As the Federal Aviation Administration’s (FAA) operational arm, Air Traffic Organization (ATO) is responsible for providing safe and efficient air navigation services in U.S. controlled airspace. ATO provides air navigation services in over 17 percent of the world’s airspace and includes large portions of international airspace over the Atlantic and Pacific Oceans and the Gulf of Mexico. Until recently, FAA ATO had never applied the high-impact security categorization rating to any of its information systems. While many of these systems provide safety-critical services and would have adverse high impact to FAA’s mission in the event of system failure, and on the safety and efficiency of the National Airspace System (NAS), FAA categorized all of them as low or moderate. Given the importance of ATO’s information systems to air traffic control security and traveler safety, we initiated this audit. Our audit objectives were to assess (1) FAA’s information system categorization process and (2) the security controls that FAA has selected for the systems it recently re-categorized as high impact.
What We Found
FAA is beginning to properly categorize its high-impact systems but gaps remain in its security categorization process. In 2017, FAA officials realized they had been categorizing their systems incorrectly, and by December 2020, the Agency had re-categorized 45 ATO systems from low or moderate impact to high impact. However, because FAA used an outdated NAS Requirement Document 2013 to identify its high-impact systems, the Agency may not be identifying all the systems in the NAS that provide safety-critical and efficiency-critical services that it needs to re-categorize as high-impact systems. In addition, FAA lacks formalized policies and procedures for selecting and implementing high security controls for its high-impact systems and continues to develop mitigations for security risks. For example, FAA has not completed a gap analysis for its 45 high-impact systems, which will be used to identify high security controls not implemented and assess any tailoring of these controls based on system operating environment and potential impact to operations. The gap analysis is also required by National Institute of Standards and Technology’s Federal standards and is essential for determining whether the organization’s security and privacy risks have been effectively managed. Finally, FAA has not yet mitigated the risk that the NAS could be vulnerable to threats as the Agency works to implement high security controls because it has not fully implemented enterprise security initiatives designed to protect NAS assets.

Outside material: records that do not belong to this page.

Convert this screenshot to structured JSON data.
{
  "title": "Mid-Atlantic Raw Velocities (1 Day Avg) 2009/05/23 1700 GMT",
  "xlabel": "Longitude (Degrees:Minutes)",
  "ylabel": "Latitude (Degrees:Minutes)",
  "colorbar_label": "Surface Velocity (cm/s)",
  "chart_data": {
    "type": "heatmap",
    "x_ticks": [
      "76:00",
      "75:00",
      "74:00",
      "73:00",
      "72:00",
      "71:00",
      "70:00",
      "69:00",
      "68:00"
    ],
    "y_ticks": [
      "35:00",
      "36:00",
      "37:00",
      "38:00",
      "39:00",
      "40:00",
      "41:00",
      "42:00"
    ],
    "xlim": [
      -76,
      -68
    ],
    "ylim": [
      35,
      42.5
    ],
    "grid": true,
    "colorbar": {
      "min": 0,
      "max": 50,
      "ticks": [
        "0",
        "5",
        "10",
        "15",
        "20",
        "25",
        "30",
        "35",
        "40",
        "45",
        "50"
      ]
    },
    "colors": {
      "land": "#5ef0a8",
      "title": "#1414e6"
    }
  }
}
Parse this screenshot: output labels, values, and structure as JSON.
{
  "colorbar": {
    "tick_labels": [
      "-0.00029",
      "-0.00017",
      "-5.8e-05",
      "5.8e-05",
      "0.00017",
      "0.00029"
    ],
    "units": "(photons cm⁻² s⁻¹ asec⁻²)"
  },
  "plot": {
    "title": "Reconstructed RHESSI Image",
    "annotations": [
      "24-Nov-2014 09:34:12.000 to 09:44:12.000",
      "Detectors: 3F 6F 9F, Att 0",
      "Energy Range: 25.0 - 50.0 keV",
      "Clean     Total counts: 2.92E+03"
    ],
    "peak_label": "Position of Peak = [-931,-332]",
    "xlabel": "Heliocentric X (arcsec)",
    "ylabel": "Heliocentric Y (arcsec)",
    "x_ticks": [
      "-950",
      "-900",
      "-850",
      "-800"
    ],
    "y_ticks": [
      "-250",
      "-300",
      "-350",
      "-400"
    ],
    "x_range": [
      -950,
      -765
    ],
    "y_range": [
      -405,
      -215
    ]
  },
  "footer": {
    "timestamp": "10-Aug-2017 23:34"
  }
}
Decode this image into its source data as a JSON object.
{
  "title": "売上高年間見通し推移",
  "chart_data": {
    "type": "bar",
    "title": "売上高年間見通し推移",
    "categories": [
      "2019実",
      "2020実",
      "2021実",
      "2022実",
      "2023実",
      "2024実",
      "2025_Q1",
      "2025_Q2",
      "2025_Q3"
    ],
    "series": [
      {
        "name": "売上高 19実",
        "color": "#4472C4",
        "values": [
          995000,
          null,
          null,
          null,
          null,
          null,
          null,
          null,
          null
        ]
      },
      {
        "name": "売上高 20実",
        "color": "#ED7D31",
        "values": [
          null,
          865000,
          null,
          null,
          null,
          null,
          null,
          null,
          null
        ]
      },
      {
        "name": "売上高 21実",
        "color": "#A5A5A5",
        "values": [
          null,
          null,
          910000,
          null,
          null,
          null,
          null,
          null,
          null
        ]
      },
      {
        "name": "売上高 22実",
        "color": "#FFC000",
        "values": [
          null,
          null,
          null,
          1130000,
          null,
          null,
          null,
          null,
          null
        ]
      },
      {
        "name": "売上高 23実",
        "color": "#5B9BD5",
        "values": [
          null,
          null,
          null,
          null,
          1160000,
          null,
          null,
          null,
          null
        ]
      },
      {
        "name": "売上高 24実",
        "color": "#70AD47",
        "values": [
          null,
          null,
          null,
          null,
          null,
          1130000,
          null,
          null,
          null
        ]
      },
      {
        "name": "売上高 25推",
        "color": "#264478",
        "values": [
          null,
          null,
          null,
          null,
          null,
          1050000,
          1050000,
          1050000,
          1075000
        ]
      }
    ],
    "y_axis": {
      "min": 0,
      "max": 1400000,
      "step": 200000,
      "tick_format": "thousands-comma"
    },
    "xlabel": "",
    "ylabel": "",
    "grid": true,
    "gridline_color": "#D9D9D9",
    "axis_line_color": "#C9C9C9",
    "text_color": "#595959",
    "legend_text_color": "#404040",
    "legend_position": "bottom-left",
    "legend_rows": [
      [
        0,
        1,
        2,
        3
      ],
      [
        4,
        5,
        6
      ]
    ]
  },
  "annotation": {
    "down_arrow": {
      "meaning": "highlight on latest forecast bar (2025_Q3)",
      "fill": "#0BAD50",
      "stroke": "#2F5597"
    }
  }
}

FAA concurred with all six of our recommendations to enhance FAA’s categorization process, and mitigate security risks until the Agency selects and implements high security controls for its re-categorized high-impact systems.
THE DEPARTMENT HAS DETERMINED THAT THIS REPORT CONTAINS SENSITIVE SECUITY INFORMATION (SSI) that is controlled under 49 CFR parts 15 and 1520 to protect Sensitive Security Information exempt from public disclosure. For U.S. Government agencies, public disclosure is governed by 5 U.S.C. § 552 and 49 CFR parts 15 and 1520. This public version of the report has been redacted.